Selama hampir empat tahun kuliah, praktis saya jarang melihat acara TV. Kontrakan tidak menyediakan televisi tetapi kami memasang WiFi. Sebenarnya kalau ingin, saya bisa streaming di internet. Tapi itu hanya saya lakukan pada siaran langsung bola, entah itu Liga Eropa ataupun Liga Indonesia. Acara TV Indonesia gitu-gitu aja. Bosen.
Salah satu faktor kesuksesan acara TV adalah rating. Karena semakin tinggi rating, maka peluang iklan yang di dapat akan semakin besar. Sebagai contoh adalah program Super Bowl Sunday yang mendapat rating tinggi di Amerika. Harga iklan di acara ini mencapai 4 juta dolar per 30 detik.
Mau tidak mau acara lain jika ingin sukses harus mengikuti acara yang memiliki rating tinggi. Proses meniru lebih mudah daripada menciptakan sebuah acara baru yang belum tentu memiliki rating tinggi. Contohnya adalah YKS. Acara yang sempat booming beberapa tahun lalu ini ditiru oleh stasiun TV lain dengan beda sedikit dalam pengemasan. Akhirnya semua TV memiliki acara yang serupa. Lagi-lagi bosan.

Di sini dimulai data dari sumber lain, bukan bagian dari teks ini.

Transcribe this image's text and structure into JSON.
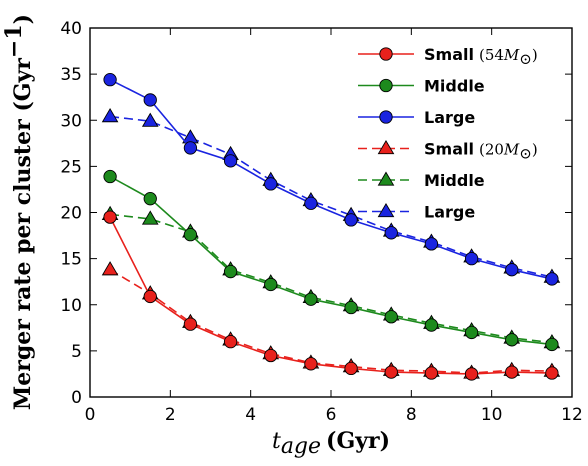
{
  "chart_data": {
    "type": "line",
    "xlabel_var": "t",
    "xlabel_sub": "age",
    "xlabel_unit": "(Gyr)",
    "ylabel": "Merger rate per cluster (Gyr",
    "ylabel_exp": "−1",
    "ylabel_close": ")",
    "xlim": [
      0,
      12
    ],
    "ylim": [
      0,
      40
    ],
    "xticks": [
      0,
      2,
      4,
      6,
      8,
      10,
      12
    ],
    "yticks": [
      0,
      5,
      10,
      15,
      20,
      25,
      30,
      35,
      40
    ],
    "grid": false,
    "legend_position": "top-right",
    "x": [
      0.5,
      1.5,
      2.5,
      3.5,
      4.5,
      5.5,
      6.5,
      7.5,
      8.5,
      9.5,
      10.5,
      11.5
    ],
    "series": [
      {
        "name": "Small",
        "note": "54",
        "style": "solid",
        "marker": "circle",
        "color": "#e8211c",
        "values": [
          19.5,
          10.9,
          7.9,
          6.0,
          4.5,
          3.6,
          3.1,
          2.7,
          2.6,
          2.5,
          2.7,
          2.6
        ]
      },
      {
        "name": "Middle",
        "style": "solid",
        "marker": "circle",
        "color": "#1d8a1d",
        "values": [
          23.9,
          21.5,
          17.6,
          13.6,
          12.2,
          10.6,
          9.7,
          8.7,
          7.8,
          7.0,
          6.2,
          5.7
        ]
      },
      {
        "name": "Large",
        "style": "solid",
        "marker": "circle",
        "color": "#1a24e0",
        "values": [
          34.4,
          32.2,
          27.0,
          25.6,
          23.1,
          21.0,
          19.2,
          17.8,
          16.6,
          15.0,
          13.8,
          12.8
        ]
      },
      {
        "name": "Small",
        "note": "20",
        "style": "dashed",
        "marker": "triangle",
        "color": "#e8211c",
        "values": [
          13.8,
          11.2,
          8.1,
          6.2,
          4.7,
          3.7,
          3.3,
          2.9,
          2.8,
          2.6,
          2.9,
          2.8
        ]
      },
      {
        "name": "Middle",
        "style": "dashed",
        "marker": "triangle",
        "color": "#1d8a1d",
        "values": [
          19.8,
          19.3,
          17.9,
          13.8,
          12.4,
          10.8,
          9.9,
          8.9,
          8.0,
          7.2,
          6.4,
          5.9
        ]
      },
      {
        "name": "Large",
        "style": "dashed",
        "marker": "triangle",
        "color": "#1a24e0",
        "values": [
          30.4,
          29.9,
          28.1,
          26.3,
          23.5,
          21.3,
          19.7,
          18.0,
          16.8,
          15.2,
          14.0,
          13.0
        ]
      }
    ]
  }
}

Saya tidak pernah mengikuti tren menonton acara tersebut. Bisa dibilang dari acara joget, dangdut kemudian acara lawak tidak ada satupun yang menjadi tontonan sehari-hari. Karena semua TV menyediakan acara yang sama, maka solusi saat itu adalah memilih untuk tidak melihat TV.

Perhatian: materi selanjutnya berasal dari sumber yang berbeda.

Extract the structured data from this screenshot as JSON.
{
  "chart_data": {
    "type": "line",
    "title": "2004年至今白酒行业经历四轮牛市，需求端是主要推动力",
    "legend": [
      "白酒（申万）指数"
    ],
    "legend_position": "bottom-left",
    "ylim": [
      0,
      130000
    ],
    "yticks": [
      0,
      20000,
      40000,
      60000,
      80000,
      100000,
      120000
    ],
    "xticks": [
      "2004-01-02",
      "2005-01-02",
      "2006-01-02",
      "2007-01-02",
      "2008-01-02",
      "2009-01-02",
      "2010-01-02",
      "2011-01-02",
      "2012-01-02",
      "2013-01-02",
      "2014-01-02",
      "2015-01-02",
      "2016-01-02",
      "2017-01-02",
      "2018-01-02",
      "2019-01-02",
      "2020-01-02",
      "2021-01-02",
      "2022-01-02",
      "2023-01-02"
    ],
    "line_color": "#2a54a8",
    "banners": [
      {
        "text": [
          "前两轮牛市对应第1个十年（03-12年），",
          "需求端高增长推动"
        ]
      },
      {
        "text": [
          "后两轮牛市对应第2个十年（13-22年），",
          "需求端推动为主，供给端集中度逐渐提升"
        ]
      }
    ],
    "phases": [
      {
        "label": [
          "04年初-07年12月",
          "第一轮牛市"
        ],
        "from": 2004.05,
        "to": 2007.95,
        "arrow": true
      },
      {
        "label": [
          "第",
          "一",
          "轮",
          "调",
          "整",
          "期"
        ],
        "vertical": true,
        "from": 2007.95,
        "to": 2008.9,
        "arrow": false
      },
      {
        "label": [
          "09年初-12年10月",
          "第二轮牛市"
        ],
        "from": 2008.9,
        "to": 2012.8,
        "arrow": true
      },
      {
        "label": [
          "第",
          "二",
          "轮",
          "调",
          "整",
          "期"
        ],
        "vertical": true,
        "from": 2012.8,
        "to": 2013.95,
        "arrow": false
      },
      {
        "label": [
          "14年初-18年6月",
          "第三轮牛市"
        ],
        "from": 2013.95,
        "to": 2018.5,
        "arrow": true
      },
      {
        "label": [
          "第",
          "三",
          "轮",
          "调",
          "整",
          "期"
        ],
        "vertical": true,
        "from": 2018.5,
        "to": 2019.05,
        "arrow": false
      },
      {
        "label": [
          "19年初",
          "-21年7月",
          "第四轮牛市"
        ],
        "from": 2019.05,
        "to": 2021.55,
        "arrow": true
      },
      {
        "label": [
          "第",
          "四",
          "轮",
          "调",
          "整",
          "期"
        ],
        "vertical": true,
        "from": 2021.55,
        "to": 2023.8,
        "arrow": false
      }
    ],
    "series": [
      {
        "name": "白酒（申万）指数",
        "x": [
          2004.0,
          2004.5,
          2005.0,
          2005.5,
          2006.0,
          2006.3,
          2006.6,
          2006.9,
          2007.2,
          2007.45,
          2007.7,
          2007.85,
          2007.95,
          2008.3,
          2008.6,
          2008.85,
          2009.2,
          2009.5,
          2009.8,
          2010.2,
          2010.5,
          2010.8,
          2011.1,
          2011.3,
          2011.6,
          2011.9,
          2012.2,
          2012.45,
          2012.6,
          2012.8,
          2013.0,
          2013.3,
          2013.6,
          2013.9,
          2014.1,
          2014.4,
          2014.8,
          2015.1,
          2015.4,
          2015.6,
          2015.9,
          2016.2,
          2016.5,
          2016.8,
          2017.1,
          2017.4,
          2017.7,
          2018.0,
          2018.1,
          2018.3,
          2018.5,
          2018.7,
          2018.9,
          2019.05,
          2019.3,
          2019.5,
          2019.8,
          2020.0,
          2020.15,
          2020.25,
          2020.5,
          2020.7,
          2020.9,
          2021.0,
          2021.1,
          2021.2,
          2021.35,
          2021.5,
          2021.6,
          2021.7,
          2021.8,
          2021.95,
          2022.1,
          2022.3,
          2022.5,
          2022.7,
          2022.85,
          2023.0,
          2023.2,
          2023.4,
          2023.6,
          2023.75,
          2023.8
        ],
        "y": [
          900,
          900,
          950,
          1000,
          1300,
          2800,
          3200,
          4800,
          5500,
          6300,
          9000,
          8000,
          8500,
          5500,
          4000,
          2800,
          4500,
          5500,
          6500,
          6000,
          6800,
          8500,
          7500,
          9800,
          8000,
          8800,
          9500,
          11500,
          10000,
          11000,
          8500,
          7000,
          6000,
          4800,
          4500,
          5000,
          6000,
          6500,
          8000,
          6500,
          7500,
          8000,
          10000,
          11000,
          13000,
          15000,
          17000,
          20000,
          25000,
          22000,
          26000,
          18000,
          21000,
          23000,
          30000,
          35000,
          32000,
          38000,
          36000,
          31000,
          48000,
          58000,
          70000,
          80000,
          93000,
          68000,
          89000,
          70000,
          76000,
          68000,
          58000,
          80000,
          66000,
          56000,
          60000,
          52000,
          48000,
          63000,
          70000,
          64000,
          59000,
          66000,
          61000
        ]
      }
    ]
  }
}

Pandji Pragiwaksono dalam World Tour "Juru Bicara" pernah membahas tentang rating ini. Menurutnya rating mematikan kekreatifan acara. Program seragam. Setiap program yang memiliki rating tinggi pasti akan ditiru oleh stasiun TV sebelah. Karena yang dikejar adalah rating. Apabila rating tinggi maka uang dari iklan yang masuk juga tinggi.
Â
Rating tinggi tidak selalu berbanding lurus dengan kualitas acara. Acara bagus belum tentu mendapat rating yang tinggi pula. Bisa saja acara yang jelek dan hanya mengandalkan kehebohan mendapat rating yang tinggi.
AC Nielsen adalah satu-satunya Lembaga yang mengukur tingkat rating ini. Metodenya adalah menempatkan alat surveI di beberapa rumah untuk memantau acara yang dilihat oleh keluarga tersebut. Tetapi metode ini dikritik karena jumlah sampel panel TAM di Indonesia hanya 2200 penonton. Bandingkan dengan jumlah populasi televisi yang mencapai 45 juta.
Tetapi tidak semua stasiun televisi berhamba pada rating ini. Net TV dan Kompas TV menjadi contoh. Pangsa pasar mereka adalah anak muda yang bosan dengan acara TV yang monoton dengan menghadirkan acara yang berkualitas. Daripada menyajikan sinetron atau acara joget, mereka lebih memilih dengan membuat acara talkshow dengan format baru dan sitcom dengan tema-tema yang belum pernah ada sebelumnya.
Acara SUCI (Stand Up Comedy Indonesia) yang tayang di Kompas TV mendapat respon positif dari pemirsa. Apalagi anak muda. Belum pernah program seperti ini. Meskipun akhirnya TV mainstream lain ikut-ikutan, tapi belum ada yang dapat menyaingi acara SUCI ini.